# The Raven is here - John Lovell



## Craigh (Jul 29, 2016)

Hey guys, I came across this new steel target called The Raven. I will certainly buy at least one, so I thought I'd share. For one, it's a completely portable AR550 steel target. The stand and target weigh only 48 lbs and has built in carrying handles. It being AR550, I can shoot my rifle ammunition at it without pitting it. 5.56 NATO, 308, 30-06, whatever small arms you want. Pistol too, of course. I think if you price quality steel targets, you'll find this 3 piece set a good value at $225 for what you get. AR500 is not cheap and AR550 is even more and fairly rare but worth it if you want to shoot rifle ammo at it, especially FMJ. The below is John Lovell's short video and he sells it on his Warrior Poet Website.






I'm a sucker for good steel targets. I get to hear the clang as my bullet hits. I find it to be a positive reinforcement. He also sells a paper attachment for the stand and a rubber dummy attachment as well as the rubber dummies, but I'll just stick to the steel in this case. I have real estate signs for paper holders and don't care much for rubber dummies. I might buy a rubber dummy if they made one that looked like Adam Schiff or Hillary. Fitting. A dummy shaped like a dummy. LOL


----------



## Steve M1911A1 (Feb 6, 2008)

I don't care what the man says, it's too short for practical practice.
You will develop "muscle memory" which will bring your pistol out pointed too low for effective defense. You will have to correct your presentation, which takes milliseconds of time that you don't have, and you will have to correct your mental processes as well.

Me? I'd use the stand to support two sticks and a cardboard silhouette at useful height, just like the other setup he's showing us.
Maybe there's a way to hang the steel silhouette from the sticks. It'd be worth a try.


----------



## Craigh (Jul 29, 2016)

Steve, I think it's just fine. At 50 to 75 feet, which is where I generally shoot steel, it's only a couple of degrees. At the ranch range, I generally shoot paper, milk jugs and soda cans at closer ranges. I have two AR500 steel disks now, but want to increase this. The problem is portability which this solves well. I don't like leaving my targets two hours away. I have some property 1/2 hour away, but too many kids have parties out there and my targets would most likely be stolen.
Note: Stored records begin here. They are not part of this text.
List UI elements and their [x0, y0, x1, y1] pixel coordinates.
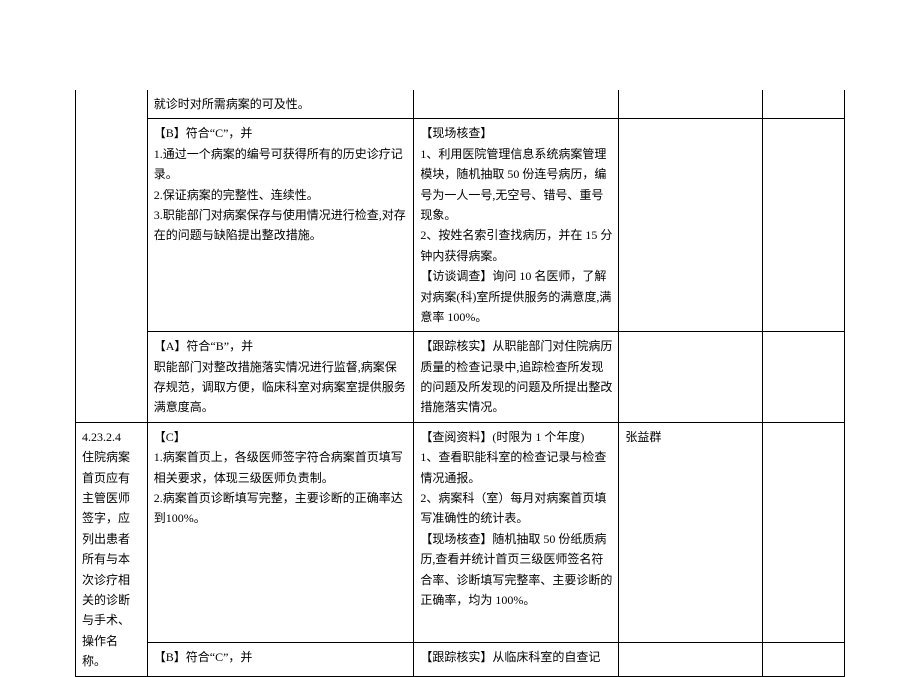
cell-person [619, 90, 763, 119]
cell-person [619, 332, 763, 423]
cell-id [76, 90, 148, 422]
cell-method: 【现场核查】1、利用医院管理信息系统病案管理模块，随机抽取 50 份连号病历，编… [414, 119, 619, 332]
cell-text: 【B】符合“C”，并1.通过一个病案的编号可获得所有的历史诊疗记录。2.保证病案… [154, 126, 406, 242]
table-row: 【B】符合“C”，并1.通过一个病案的编号可获得所有的历史诊疗记录。2.保证病案… [76, 119, 845, 332]
cell-note [762, 90, 844, 119]
cell-criteria: 【B】符合“C”，并1.通过一个病案的编号可获得所有的历史诊疗记录。2.保证病案… [147, 119, 414, 332]
cell-method: 【跟踪核实】从临床科室的自查记 [414, 642, 619, 676]
cell-person [619, 119, 763, 332]
table-row: 【A】符合“B”，并职能部门对整改措施落实情况进行监督,病案保存规范，调取方便，… [76, 332, 845, 423]
cell-note [762, 332, 844, 423]
cell-text: 就诊时对所需病案的可及性。 [154, 97, 310, 111]
cell-person: 张益群 [619, 422, 763, 642]
cell-text: 张益群 [625, 430, 661, 444]
document-page: 就诊时对所需病案的可及性。 【B】符合“C”，并1.通过一个病案的编号可获得所有… [0, 0, 920, 651]
cell-text: 【B】符合“C”，并 [154, 650, 253, 664]
cell-text: 【现场核查】1、利用医院管理信息系统病案管理模块，随机抽取 50 份连号病历，编… [420, 126, 612, 324]
table-row: 【B】符合“C”，并 【跟踪核实】从临床科室的自查记 [76, 642, 845, 676]
cell-text: 【A】符合“B”，并职能部门对整改措施落实情况进行监督,病案保存规范，调取方便，… [154, 339, 406, 414]
cell-note [762, 119, 844, 332]
cell-criteria: 【C】1.病案首页上，各级医师签字符合病案首页填写相关要求，体现三级医师负责制。… [147, 422, 414, 642]
cell-note [762, 642, 844, 676]
cell-text: 【跟踪核实】从临床科室的自查记 [420, 650, 600, 664]
cell-text: 【跟踪核实】从职能部门对住院病历质量的检查记录中,追踪检查所发现的问题及所发现的… [420, 339, 612, 414]
cell-id: 4.23.2.4住院病案首页应有主管医师签字，应列出患者所有与本次诊疗相关的诊断… [76, 422, 148, 676]
cell-note [762, 422, 844, 642]
cell-criteria: 【A】符合“B”，并职能部门对整改措施落实情况进行监督,病案保存规范，调取方便，… [147, 332, 414, 423]
cell-criteria: 就诊时对所需病案的可及性。 [147, 90, 414, 119]
cell-criteria: 【B】符合“C”，并 [147, 642, 414, 676]
cell-text: 【C】1.病案首页上，各级医师签字符合病案首页填写相关要求，体现三级医师负责制。… [154, 430, 403, 526]
table-row: 就诊时对所需病案的可及性。 [76, 90, 845, 119]
cell-method: 【查阅资料】(时限为 1 个年度)1、查看职能科室的检查记录与检查情况通报。2、… [414, 422, 619, 642]
cell-text: 4.23.2.4住院病案首页应有主管医师签字，应列出患者所有与本次诊疗相关的诊断… [82, 430, 130, 668]
cell-text: 【查阅资料】(时限为 1 个年度)1、查看职能科室的检查记录与检查情况通报。2、… [420, 430, 612, 607]
cell-person [619, 642, 763, 676]
evaluation-table: 就诊时对所需病案的可及性。 【B】符合“C”，并1.通过一个病案的编号可获得所有… [75, 90, 845, 677]
cell-method: 【跟踪核实】从职能部门对住院病历质量的检查记录中,追踪检查所发现的问题及所发现的… [414, 332, 619, 423]
table-row: 4.23.2.4住院病案首页应有主管医师签字，应列出患者所有与本次诊疗相关的诊断… [76, 422, 845, 642]
cell-method [414, 90, 619, 119]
On a side note, my best pal and I were out there a number of years ago, just scouting around. We'd heard someone had cut the chain to the little grass road leading into the 23 acres. It had been cut and in a clearing in the middle of an oak stand was the remnants of a fire and so many Zima bottles, they filled my entire pickup bed and then some. My question is, who drinks that gosh awful stuff? I tried it years ago and it's a sweet, alcoholic, bubbly mess. My pal insisted I was inundated by gay outdoor party people. I heard they started making Zima again. I think it was designed for youngish girls who hate beer yet want alcohol in a sweet carbonated drink. I know some like wine coolers, but you have to taste Zima to know how horrible it is. Remember Boone's Farm? It's worse by far than that.


----------



## Steve M1911A1 (Feb 6, 2008)

I believe that _Zima_, in the Finno-Ugric language, means "y-u-c-c-c-h!"
...Or maybe it's "Barf!"


----------